What trade did you enter? Pipefitting
When did you start your apprenticeship? 1980
What made you want to pursue a career as a pipefitter? I went to SUNY Delhi and took plumbing and heating. Kodak went down and interviewed at Delhi for pipefitter apprentices and that’s when I got into it.
How did your career progress after you finished trade school? After I got out of the apprenticeship program, I pretty much stayed in the pipefitting realm until early 2000, when I started looking into construction management opportunities, and an opportunity in the engineering division. They were looking for technicians, so they interviewed for chemical process technicians and I was offered that position as an assignment. So I was working with guys like Mark Haboian in that group. I did two and a half years with that group, then went back to construction, and eventually joined Optimation. I was basically doing pipefitting and job superintendent work at first, then I got into estimating, then I was overseas on Corning projects as a field installation engineer, then a leadership position came up here.
What have you enjoyed about your career? I really enjoyed the physical and mental combination of the job. Doing the pipefitting, planning your job, thinking ahead, looking at obstacles, then executing the project. And then when you’re done, you can see what you did – it’s rewarding. And the camaraderie, working with different skilled tradespeople. I developed a lot of strong relationships.
What is the best advice you’ve ever received from a coworker or a mentor? Take pride in what you do. Always put the job first.
What excites you about the next generation of apprentices? Just being able to watch them progress.

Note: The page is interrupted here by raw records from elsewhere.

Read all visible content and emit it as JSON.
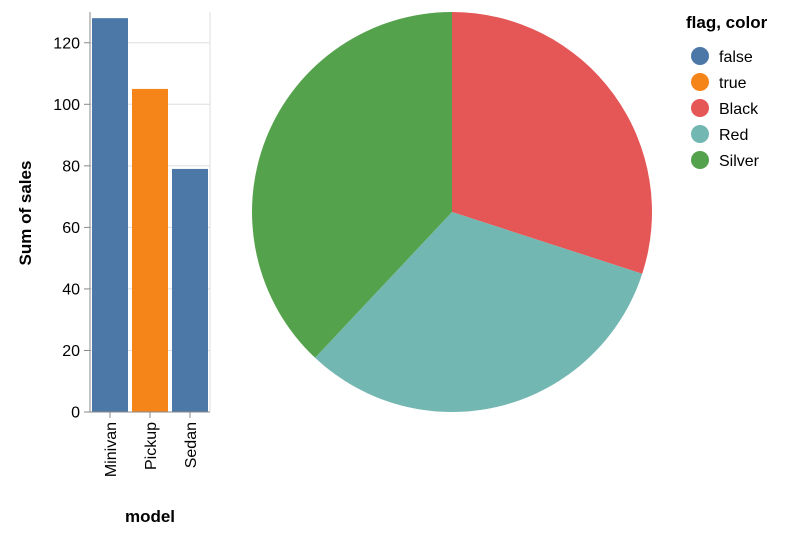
{
  "chart_data": [
    {
      "type": "bar",
      "categories": [
        "Minivan",
        "Pickup",
        "Sedan"
      ],
      "values": [
        128,
        105,
        79
      ],
      "flags": [
        "false",
        "true",
        "false"
      ],
      "xlabel": "model",
      "ylabel": "Sum of sales",
      "ylim": [
        0,
        130
      ],
      "yticks": [
        0,
        20,
        40,
        60,
        80,
        100,
        120
      ],
      "grid": true
    },
    {
      "type": "pie",
      "slices": [
        {
          "label": "Black",
          "value": 30
        },
        {
          "label": "Red",
          "value": 32
        },
        {
          "label": "Silver",
          "value": 38
        }
      ],
      "order": "clockwise from top"
    }
  ],
  "legend": {
    "title": "flag, color",
    "placement": "right",
    "items": [
      {
        "label": "false",
        "color": "#4c78a8"
      },
      {
        "label": "true",
        "color": "#f58518"
      },
      {
        "label": "Black",
        "color": "#e45756"
      },
      {
        "label": "Red",
        "color": "#72b7b2"
      },
      {
        "label": "Silver",
        "color": "#54a24b"
      }
    ]
  }
}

Some of them come in with very little background and progress through to become skilled workers. That’s the most rewarding, to see them become successful.
How can the next generation of apprentices be successful? Pay attention. As an apprentice, you’re going to work with many different mechanics. Do it the way they do it when you’re working with them, but just remember to take the good points from everyone you work with. If you take all of the good points from everyone, you should be better. Everyone you work with will have a different way of doing something.

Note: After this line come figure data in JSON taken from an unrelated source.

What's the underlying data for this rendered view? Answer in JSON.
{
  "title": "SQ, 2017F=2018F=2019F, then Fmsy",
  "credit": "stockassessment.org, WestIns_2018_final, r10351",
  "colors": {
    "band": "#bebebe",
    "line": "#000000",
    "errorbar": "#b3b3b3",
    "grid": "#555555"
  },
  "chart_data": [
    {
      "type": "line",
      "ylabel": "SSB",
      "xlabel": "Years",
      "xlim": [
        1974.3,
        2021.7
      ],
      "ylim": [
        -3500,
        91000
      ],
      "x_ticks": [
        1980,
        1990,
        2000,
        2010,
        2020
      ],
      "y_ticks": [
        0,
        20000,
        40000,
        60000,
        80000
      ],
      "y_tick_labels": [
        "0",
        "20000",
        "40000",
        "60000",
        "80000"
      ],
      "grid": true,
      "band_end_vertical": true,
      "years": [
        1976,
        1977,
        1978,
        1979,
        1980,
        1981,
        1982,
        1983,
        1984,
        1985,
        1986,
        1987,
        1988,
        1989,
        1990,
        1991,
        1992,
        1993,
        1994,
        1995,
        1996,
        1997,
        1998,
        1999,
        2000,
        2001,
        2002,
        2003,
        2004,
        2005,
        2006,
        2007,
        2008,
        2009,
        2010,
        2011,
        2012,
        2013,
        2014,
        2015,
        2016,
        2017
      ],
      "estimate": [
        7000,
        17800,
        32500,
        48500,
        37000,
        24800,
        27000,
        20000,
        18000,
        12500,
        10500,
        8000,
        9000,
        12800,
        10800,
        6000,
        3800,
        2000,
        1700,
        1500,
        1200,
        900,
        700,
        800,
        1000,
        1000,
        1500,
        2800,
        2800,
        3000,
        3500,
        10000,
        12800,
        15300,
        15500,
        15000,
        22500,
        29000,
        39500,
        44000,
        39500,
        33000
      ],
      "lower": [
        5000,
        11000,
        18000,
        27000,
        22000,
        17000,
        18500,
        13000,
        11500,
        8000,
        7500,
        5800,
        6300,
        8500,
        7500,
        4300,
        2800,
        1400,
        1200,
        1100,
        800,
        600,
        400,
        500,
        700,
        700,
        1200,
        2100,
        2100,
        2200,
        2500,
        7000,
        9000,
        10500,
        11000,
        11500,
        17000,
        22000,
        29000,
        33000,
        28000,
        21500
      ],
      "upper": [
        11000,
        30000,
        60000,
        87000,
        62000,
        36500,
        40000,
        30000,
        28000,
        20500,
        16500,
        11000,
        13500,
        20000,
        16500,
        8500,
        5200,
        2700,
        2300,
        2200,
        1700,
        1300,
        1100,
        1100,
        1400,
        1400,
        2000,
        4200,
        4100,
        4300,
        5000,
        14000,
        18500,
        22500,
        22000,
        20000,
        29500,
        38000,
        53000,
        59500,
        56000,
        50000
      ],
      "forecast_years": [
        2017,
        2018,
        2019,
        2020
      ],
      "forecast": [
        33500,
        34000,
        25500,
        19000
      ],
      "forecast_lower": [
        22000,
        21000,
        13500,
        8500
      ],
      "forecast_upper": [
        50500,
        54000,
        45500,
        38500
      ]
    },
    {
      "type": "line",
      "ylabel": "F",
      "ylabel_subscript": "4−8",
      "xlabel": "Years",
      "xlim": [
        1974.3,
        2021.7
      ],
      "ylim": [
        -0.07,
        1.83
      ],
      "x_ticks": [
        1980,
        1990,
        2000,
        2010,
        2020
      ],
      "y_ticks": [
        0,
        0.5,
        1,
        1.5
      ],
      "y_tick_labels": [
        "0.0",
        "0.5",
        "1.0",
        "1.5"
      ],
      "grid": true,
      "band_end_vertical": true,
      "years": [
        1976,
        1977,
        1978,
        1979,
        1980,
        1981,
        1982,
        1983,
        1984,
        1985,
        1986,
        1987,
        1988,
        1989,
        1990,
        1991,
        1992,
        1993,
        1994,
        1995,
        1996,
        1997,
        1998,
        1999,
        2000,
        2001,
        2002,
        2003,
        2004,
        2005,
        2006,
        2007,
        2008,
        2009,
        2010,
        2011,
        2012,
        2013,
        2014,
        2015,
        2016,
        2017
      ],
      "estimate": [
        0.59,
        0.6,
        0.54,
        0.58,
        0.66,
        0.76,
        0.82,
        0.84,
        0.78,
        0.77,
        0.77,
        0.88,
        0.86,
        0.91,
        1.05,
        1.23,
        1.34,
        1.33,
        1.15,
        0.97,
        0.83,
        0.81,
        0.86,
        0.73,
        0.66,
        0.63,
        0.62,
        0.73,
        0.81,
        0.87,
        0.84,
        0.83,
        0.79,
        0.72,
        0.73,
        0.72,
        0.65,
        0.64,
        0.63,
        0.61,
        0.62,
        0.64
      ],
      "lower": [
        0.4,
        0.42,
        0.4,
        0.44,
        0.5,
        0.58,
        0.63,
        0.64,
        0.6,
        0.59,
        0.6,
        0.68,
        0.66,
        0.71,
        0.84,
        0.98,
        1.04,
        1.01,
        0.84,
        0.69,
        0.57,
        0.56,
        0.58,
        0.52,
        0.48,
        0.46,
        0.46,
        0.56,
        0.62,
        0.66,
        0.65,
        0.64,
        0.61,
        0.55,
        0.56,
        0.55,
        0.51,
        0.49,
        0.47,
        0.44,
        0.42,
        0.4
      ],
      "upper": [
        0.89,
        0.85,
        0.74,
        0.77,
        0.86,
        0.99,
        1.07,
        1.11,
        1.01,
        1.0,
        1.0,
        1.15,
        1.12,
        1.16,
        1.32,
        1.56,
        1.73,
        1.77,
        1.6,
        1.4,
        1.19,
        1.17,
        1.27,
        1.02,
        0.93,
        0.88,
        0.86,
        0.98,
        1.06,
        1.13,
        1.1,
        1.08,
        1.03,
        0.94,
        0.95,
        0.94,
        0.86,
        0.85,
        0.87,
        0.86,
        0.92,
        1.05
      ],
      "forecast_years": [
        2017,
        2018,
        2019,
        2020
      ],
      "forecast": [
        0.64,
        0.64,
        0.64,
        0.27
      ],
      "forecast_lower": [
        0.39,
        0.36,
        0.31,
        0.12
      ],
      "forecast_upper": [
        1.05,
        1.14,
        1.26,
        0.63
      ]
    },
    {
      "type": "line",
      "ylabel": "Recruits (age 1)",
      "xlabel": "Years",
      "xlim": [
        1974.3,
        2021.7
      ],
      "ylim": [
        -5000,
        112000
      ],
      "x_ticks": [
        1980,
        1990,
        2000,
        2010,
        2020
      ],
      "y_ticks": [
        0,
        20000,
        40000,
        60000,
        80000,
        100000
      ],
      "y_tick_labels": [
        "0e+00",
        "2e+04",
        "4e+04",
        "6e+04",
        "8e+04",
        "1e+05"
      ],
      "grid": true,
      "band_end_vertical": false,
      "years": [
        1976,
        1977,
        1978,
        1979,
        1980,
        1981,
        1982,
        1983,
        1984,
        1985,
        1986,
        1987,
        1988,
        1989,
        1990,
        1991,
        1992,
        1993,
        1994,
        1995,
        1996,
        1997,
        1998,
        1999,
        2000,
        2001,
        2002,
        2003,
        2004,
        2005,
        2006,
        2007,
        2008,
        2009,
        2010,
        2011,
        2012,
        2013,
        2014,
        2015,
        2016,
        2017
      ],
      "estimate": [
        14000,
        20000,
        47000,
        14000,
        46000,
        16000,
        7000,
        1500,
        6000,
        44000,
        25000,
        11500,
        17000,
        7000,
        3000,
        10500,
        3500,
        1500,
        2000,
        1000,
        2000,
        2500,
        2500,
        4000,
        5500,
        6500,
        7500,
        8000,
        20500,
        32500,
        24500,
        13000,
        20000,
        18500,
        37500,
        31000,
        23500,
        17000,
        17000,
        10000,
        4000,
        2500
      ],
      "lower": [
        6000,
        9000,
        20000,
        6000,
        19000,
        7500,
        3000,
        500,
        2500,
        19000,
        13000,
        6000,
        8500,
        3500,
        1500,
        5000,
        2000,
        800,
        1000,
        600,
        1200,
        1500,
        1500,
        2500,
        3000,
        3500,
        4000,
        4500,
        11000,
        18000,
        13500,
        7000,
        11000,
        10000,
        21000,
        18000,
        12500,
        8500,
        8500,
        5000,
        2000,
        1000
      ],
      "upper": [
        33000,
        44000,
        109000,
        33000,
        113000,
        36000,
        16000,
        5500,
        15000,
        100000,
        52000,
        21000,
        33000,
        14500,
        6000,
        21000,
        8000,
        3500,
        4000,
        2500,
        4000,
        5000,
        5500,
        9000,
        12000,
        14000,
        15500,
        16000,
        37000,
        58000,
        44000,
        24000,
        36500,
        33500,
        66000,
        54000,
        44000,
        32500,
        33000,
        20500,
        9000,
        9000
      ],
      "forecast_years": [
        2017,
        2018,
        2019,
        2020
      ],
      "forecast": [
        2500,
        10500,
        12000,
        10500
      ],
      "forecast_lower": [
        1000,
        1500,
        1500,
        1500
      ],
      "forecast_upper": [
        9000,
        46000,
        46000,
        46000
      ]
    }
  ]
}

What trade are you learning? Welding
What year are you into your apprenticeship? 1 year
How do you like it so far? It’s great, really cool!
Is there anything that you didn’t expect about the apprenticeship? Yeah! When I was interviewing they asked me if I was afraid of heights, and I’ve been faced with that so many times. At the time I didn’t really know if I was afraid of heights, but I guess I’m not anymore. I did some welding in the ceiling for one client. At first I had to psych myself up for it, but by the end of the week, I was like, well this is going to happen, so I did it.
What’s your favorite part about it so far? All of the different things we’re doing. I’ve used every welding process and learned a whole lot in just the short time I’ve been here. I passed my three TIG certifications, a stick certification and a short arc with flux core certification.
What’s your favorite project so far? Fieldwork is really fun. I like working with Sal Arena a lot because I learn so much from him.
Any goals or plans yet for when you graduate? Not at this point. This is the first job I’ve had where I’m getting REAL experience, doing real stuff and thinking and problem solving. For schooling, I’m going to try and find a metallurgy class maybe.
What’s the best advice you’ve received from an Optimation coworker so far? Don’t be a hack. Don’t cut corners. Take the extra time to show that you care about what you’re doing, even if it is just something simple. I’m getting a lot of great advice from a bunch of people. Everyone is so different in what they are strong at. So depending on your question, there are a lot of people you can go to. A little bit of everything.